Re: [RFC] softlockup: serialized softlockup's log

From: Doug Anderson
Date: Fri Nov 17 2023 - 16:45:56 EST


Hi,

On Mon, Nov 13, 2023 at 6:16 PM <lizhe.67@xxxxxxxxxxxxx> wrote:
>
> From: Li Zhe <lizhe.67@xxxxxxxxxxxxx>
>
> If multiple CPUs trigger softlockup at the same time, the softlockup's
> logs will appear staggeredly in dmesg, which will affect the viewing of
> the logs for developer. Since the code path for outputting softlockup logs
> is not a kernel hotspot and the performance requirements for the code
> are not strict, locks are used to serialize the softlockup log output
> to improve the readability of the logs.
>
> Signed-off-by: Li Zhe <lizhe.67@xxxxxxxxxxxxx>
> ---
> kernel/watchdog.c | 3 +++
> 1 file changed, 3 insertions(+)

This seems reasonable to me.
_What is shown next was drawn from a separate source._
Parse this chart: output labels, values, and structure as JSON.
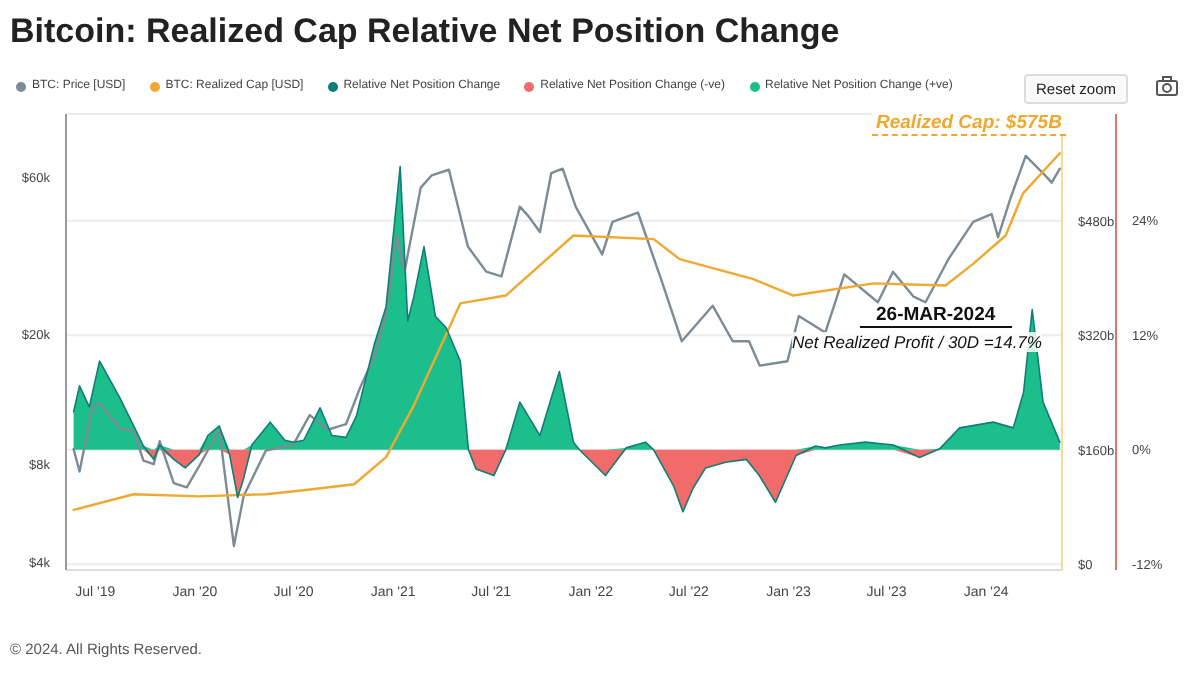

It might be interesting to talk about in
your commit message how this interacts with the various options. From
code inspection, I believe:

* If `softlockup_all_cpu_backtrace` then this is a no-op since other
CPUs will be prevented from running the printing code while one is
already printing.

* I'm not 100% sure what happens if `softlockup_panic` is set and I
haven't sat down to test this myself. Will one CPUs panic message
interleave the other CPUs traces. I guess in the end both CPUs will
call panic()? Maybe you could experiment and describe the behavior in
your commit message?


> diff --git a/kernel/watchdog.c b/kernel/watchdog.c
> index 5cd6d4e26915..8324ac194d0a 100644
> --- a/kernel/watchdog.c
> +++ b/kernel/watchdog.c
> @@ -448,6 +448,7 @@ static enum hrtimer_restart watchdog_timer_fn(struct hrtimer *hrtimer)
> struct pt_regs *regs = get_irq_regs();
> int duration;
> int softlockup_all_cpu_backtrace = sysctl_softlockup_all_cpu_backtrace;
> + static DEFINE_SPINLOCK(watchdog_timer_lock);

I'd be tempted to define this outside the scope of this function. I
need to dig more, but I'm pretty sure I've seen cases where a soft
lockup could trigger while I was trying to print traces for a
hardlockup, so it might be useful to grab the same spinlock in both
places...